The play's the thing for Carroll youngsters

Actors: Elementary school pupils prove to be surprisingly adept at grasping and performing Shakespeare's challenging `Hamlet.'

April 27, 2001|By Maria Blackburn | Maria Blackburn,SUN STAFF

Asked to summarize the plot of "Hamlet," 11-year- old Elizabeth Kahney knotted her brow and struggled to think of the right words.

"Well ... it's Shakespearean," Elizabeth said, pausing long enough to make a grownup think it was utterly ridiculous that a fifth-grader could begin to grasp one of William Shakespeare's darkest and most complex plays.

Then she spoke, and it became apparent that the Sandymount Elementary School pupil's problem was not that she didn't know the play. She knew it too well. "It's about a whole bunch of different things," she said finally. "Death. Murder. Hatred."

Less than 10 minutes later, Elizabeth was on stage in the play's title role. Dressed in black tights and a belted white shirt, she flawlessly delivered famous lines such as, "O, that this too sullied flesh would melt," and "Get thee to a nunn'ry" and otherwise embodied the brooding, tortured Hamlet who sought to avenge his father's murder at his uncle's hands.

The words belonged to Shakespeare, although some of the trappings of "Hamlet" performed yesterday morning by the Carroll County school's fifth-graders were less than traditional. The play was streamlined to run 90 minutes, not its usual four hours.

Extra characters and scenes such as one that included dancing around a maypole were added to accommodate the 50 pupils who wanted to participate. The adult themes and allusions to suicide and incest from "Hamlet" were present but not emphasized.

Perhaps most important, enough sword fighting had been added to make the most fidgety third-grader sit up and take notice.

Tom Fitzhugh, an 11-year-old who played Fortinbras, estimated that "Hamlet" is "25 percent killing, 50 percent sword fighting."

"Practically the whole cast dies," cast member Bobby Krauk said with enthusiasm. Bobby, who played Polonius, knows his audience well. Without all the violence, "the audience would probably be asleep," he said.

To be or not to be a fifth-grade Shakespearean actor has been a valid question for the past two years at this Finksburg elementary school where performing a Shakespeare play has become a rite of passage of sorts. Last year, the play was "Romeo and Juliet."

This year, pupils studied "Hamlet" for a month in January before they moved on to acting it. They'll perform the play tonight for parents and at a Shakespeare festival for students at Baltimore's Center Stage next month.

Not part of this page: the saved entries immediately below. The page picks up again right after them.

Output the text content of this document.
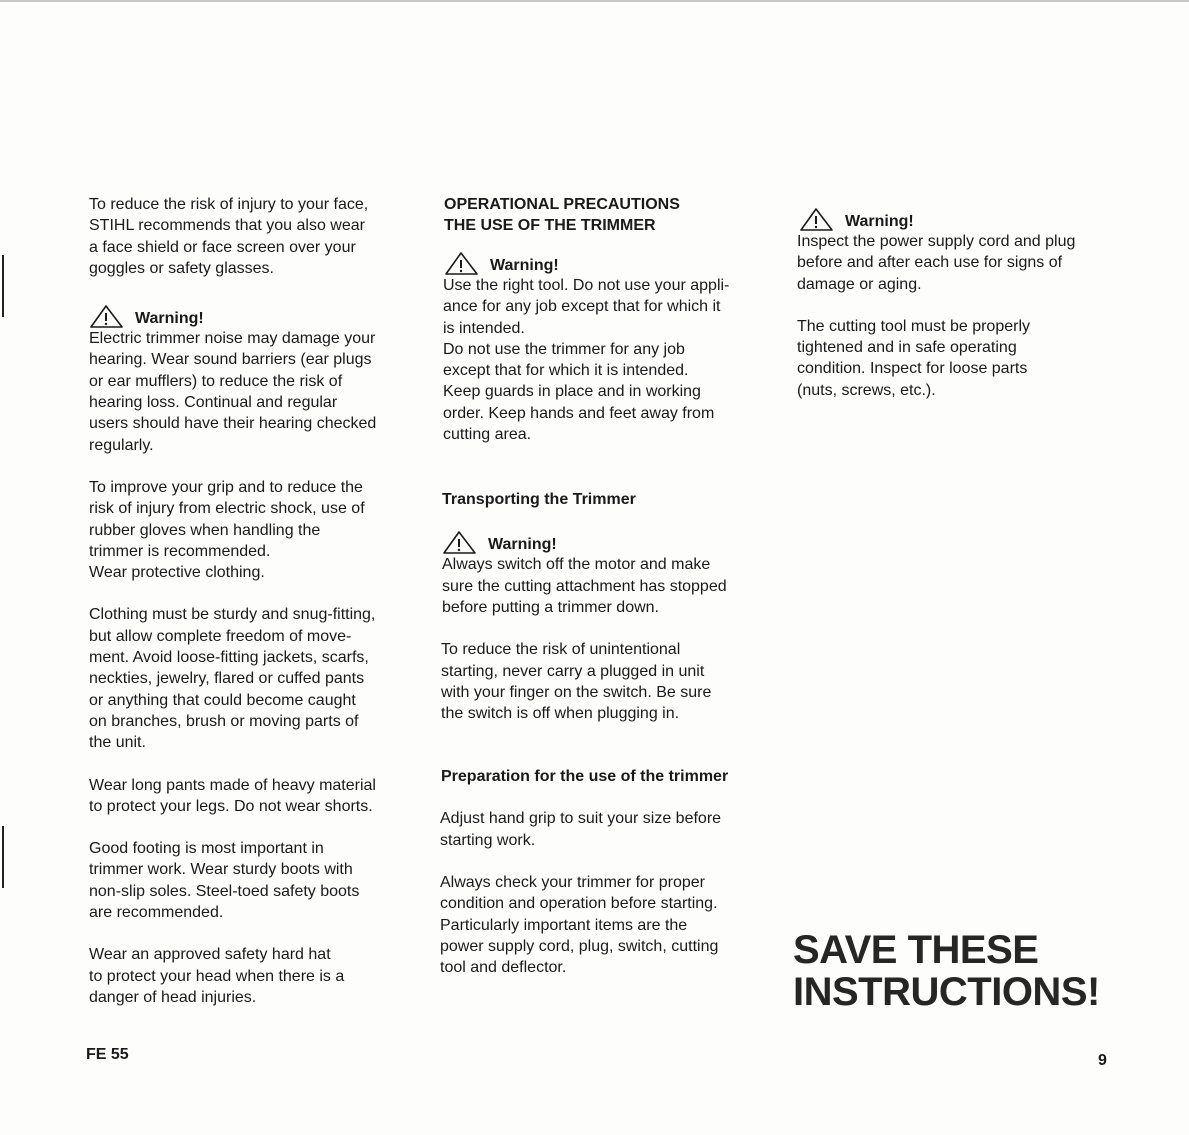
To reduce the risk of injury to your face,
STIHL recommends that you also wear
a face shield or face screen over your
goggles or safety glasses.

Warning!

Electric trimmer noise may damage your
hearing. Wear sound barriers (ear plugs
or ear mufflers) to reduce the risk of
hearing loss. Continual and regular
users should have their hearing checked
regularly.

To improve your grip and to reduce the
risk of injury from electric shock, use of
rubber gloves when handling the
trimmer is recommended.
Wear protective clothing.

Clothing must be sturdy and snug-fitting,
but allow complete freedom of move-
ment. Avoid loose-fitting jackets, scarfs,
neckties, jewelry, flared or cuffed pants
or anything that could become caught
on branches, brush or moving parts of
the unit.

Wear long pants made of heavy material
to protect your legs. Do not wear shorts.

Good footing is most important in
trimmer work. Wear sturdy boots with
non-slip soles. Steel-toed safety boots
are recommended.

Wear an approved safety hard hat
to protect your head when there is a
danger of head injuries.

OPERATIONAL PRECAUTIONS
THE USE OF THE TRIMMER

Warning!

Use the right tool. Do not use your appli-
ance for any job except that for which it
is intended.
Do not use the trimmer for any job
except that for which it is intended.
Keep guards in place and in working
order. Keep hands and feet away from
cutting area.

Transporting the Trimmer

Warning!

Always switch off the motor and make
sure the cutting attachment has stopped
before putting a trimmer down.

To reduce the risk of unintentional
starting, never carry a plugged in unit
with your finger on the switch. Be sure
the switch is off when plugging in.

Preparation for the use of the trimmer

Adjust hand grip to suit your size before
starting work.

Always check your trimmer for proper
condition and operation before starting.
Particularly important items are the
power supply cord, plug, switch, cutting
tool and deflector.

Warning!

Inspect the power supply cord and plug
before and after each use for signs of
damage or aging.

The cutting tool must be properly
tightened and in safe operating
condition. Inspect for loose parts
(nuts, screws, etc.).

SAVE THESE
INSTRUCTIONS!
FE 55	9
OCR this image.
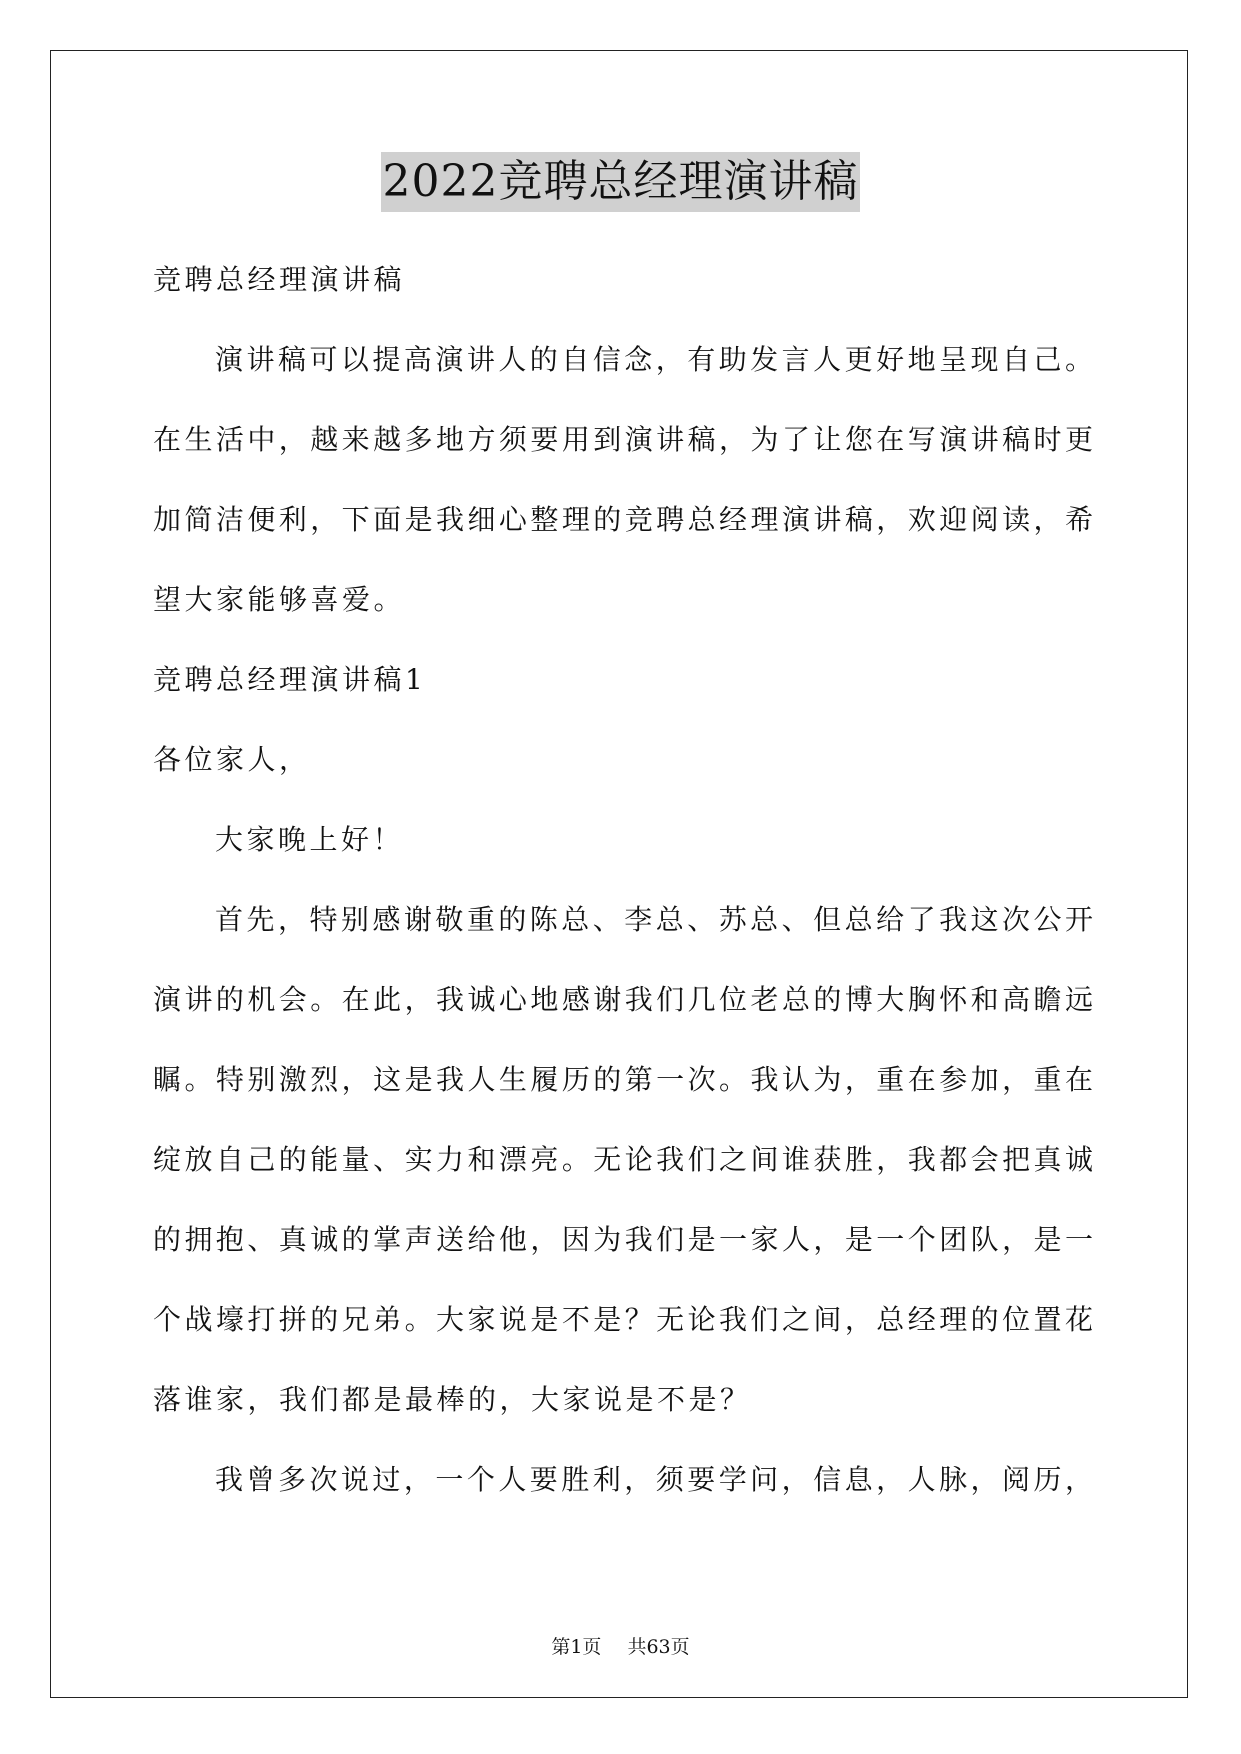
2022竞聘总经理演讲稿
竞聘总经理演讲稿
演讲稿可以提高演讲人的自信念，有助发言人更好地呈现自己。
在生活中，越来越多地方须要用到演讲稿，为了让您在写演讲稿时更
加简洁便利，下面是我细心整理的竞聘总经理演讲稿，欢迎阅读，希
望大家能够喜爱。
竞聘总经理演讲稿1
各位家人，
大家晚上好！
首先，特别感谢敬重的陈总、李总、苏总、但总给了我这次公开
演讲的机会。在此，我诚心地感谢我们几位老总的博大胸怀和高瞻远
瞩。特别激烈，这是我人生履历的第一次。我认为，重在参加，重在
绽放自己的能量、实力和漂亮。无论我们之间谁获胜，我都会把真诚
的拥抱、真诚的掌声送给他，因为我们是一家人，是一个团队，是一
个战壕打拼的兄弟。大家说是不是？无论我们之间，总经理的位置花
落谁家，我们都是最棒的，大家说是不是？
我曾多次说过，一个人要胜利，须要学问，信息，人脉，阅历，
第1页 共63页
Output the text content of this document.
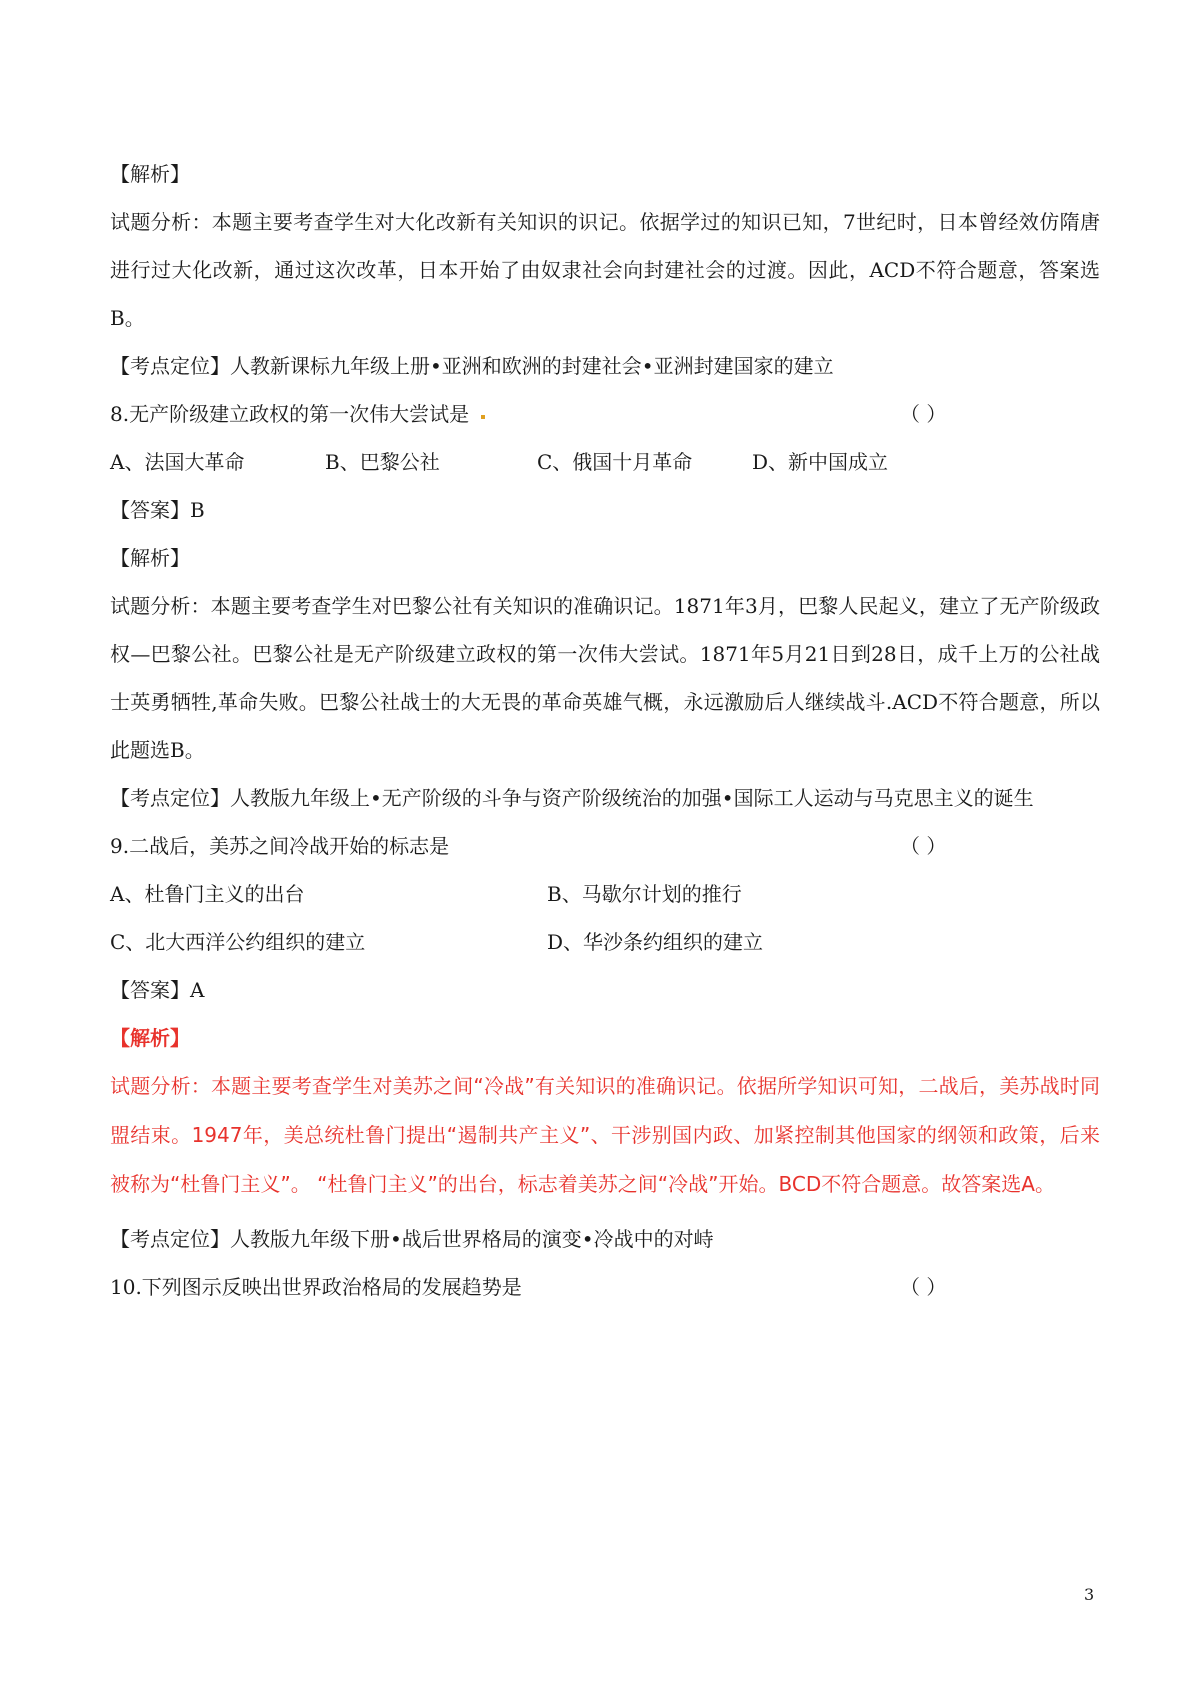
【解析】
试题分析：本题主要考查学生对大化改新有关知识的识记。依据学过的知识已知，7世纪时，日本曾经效仿隋唐进行过大化改新，通过这次改革，日本开始了由奴隶社会向封建社会的过渡。因此，ACD不符合题意，答案选B。
【考点定位】人教新课标九年级上册•亚洲和欧洲的封建社会•亚洲封建国家的建立
8.无产阶级建立政权的第一次伟大尝试是	（ ）
A、法国大革命	B、巴黎公社	C、俄国十月革命	D、新中国成立
【答案】B
【解析】
试题分析：本题主要考查学生对巴黎公社有关知识的准确识记。1871年3月，巴黎人民起义，建立了无产阶级政权—巴黎公社。巴黎公社是无产阶级建立政权的第一次伟大尝试。1871年5月21日到28日，成千上万的公社战士英勇牺牲,革命失败。巴黎公社战士的大无畏的革命英雄气概，永远激励后人继续战斗.ACD不符合题意，所以此题选B。
【考点定位】人教版九年级上•无产阶级的斗争与资产阶级统治的加强•国际工人运动与马克思主义的诞生
9.二战后，美苏之间冷战开始的标志是	（ ）
A、杜鲁门主义的出台	B、马歇尔计划的推行
C、北大西洋公约组织的建立	D、华沙条约组织的建立
【答案】A
【解析】
试题分析：本题主要考查学生对美苏之间“冷战”有关知识的准确识记。依据所学知识可知，二战后，美苏战时同盟结束。1947年，美总统杜鲁门提出“遏制共产主义”、干涉别国内政、加紧控制其他国家的纲领和政策，后来被称为“杜鲁门主义”。 “杜鲁门主义”的出台，标志着美苏之间“冷战”开始。BCD不符合题意。故答案选A。
【考点定位】人教版九年级下册•战后世界格局的演变•冷战中的对峙
10.下列图示反映出世界政治格局的发展趋势是	（ ）
3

"Something magic happens when kids get to act out their parts," said Andy Yount, a Sandymount guidance counselor who produced and directed the Shakespeare plays at the school. "These kids have an innate sense of what they're doing. They know how Shakespeare meant for his plays to be acted. It just comes naturally."

Yount got the idea of performing Shakespeare with fifth-graders from his father, Tony Yount, a Howard County assistant principal who has been producing Shakespeare plays with his students for more than two decades.

Andy Yount uses the plays to teach pupils character development traits that are part of the curriculum in Carroll schools. "A lot of the play brings in character traits like respect and commitment, teamwork and responsibility," he said.

Traditionally, pupils aren't exposed to Shakespeare's plays and sonnets until junior high or high school, and usually then it is as a text in an English class.

A 1993 study by the National Research Center on Literature Teaching and Learning found that Shakespeare's "Romeo and Juliet" and "Macbeth" ranked as the two most frequently taught books at American public high schools. Shakespeare was the most frequently taught author.

For the past decade, however, a growing movement in education has introduced the Bard to pupils in elementary schools, according to Janet Field-Pickering, head of education at Folger Shakespeare Library in Washington. Field-Pickering said she has noticed a marked increase in queries from teachers about offering Shakespeare to elementary school pupils. "Macbeth" is the most popular Shakespeare play for children, followed by "A Midsummer Night's Dream," "Romeo & Juliet" and "The Tempest."

Younger students seem to have an ability to understand Shakespeare's language that adults do not, Field-Pickering added.

"What we've discovered is that younger children are not intimidated by Shakespeare's language," she said. "Younger kids are so used to acquiring new words ... they have much more fun with the language and can discover the meaning and context of words through sound and rhythm."

Elizabeth Kahney, the fifth-grader who played Hamlet, acknowledged that it was difficult to get used to Shakespearean dialogue. Although, "once you learn it, it's pretty easy," she said.

So easy that the director was forced to make up a rule for the cast.

"If you forget a line, you can't make up one that sounds like a Shakespeare line," Elizabeth said with a sigh. "That's the worst part."

Alas, though this be madness, there is method in it.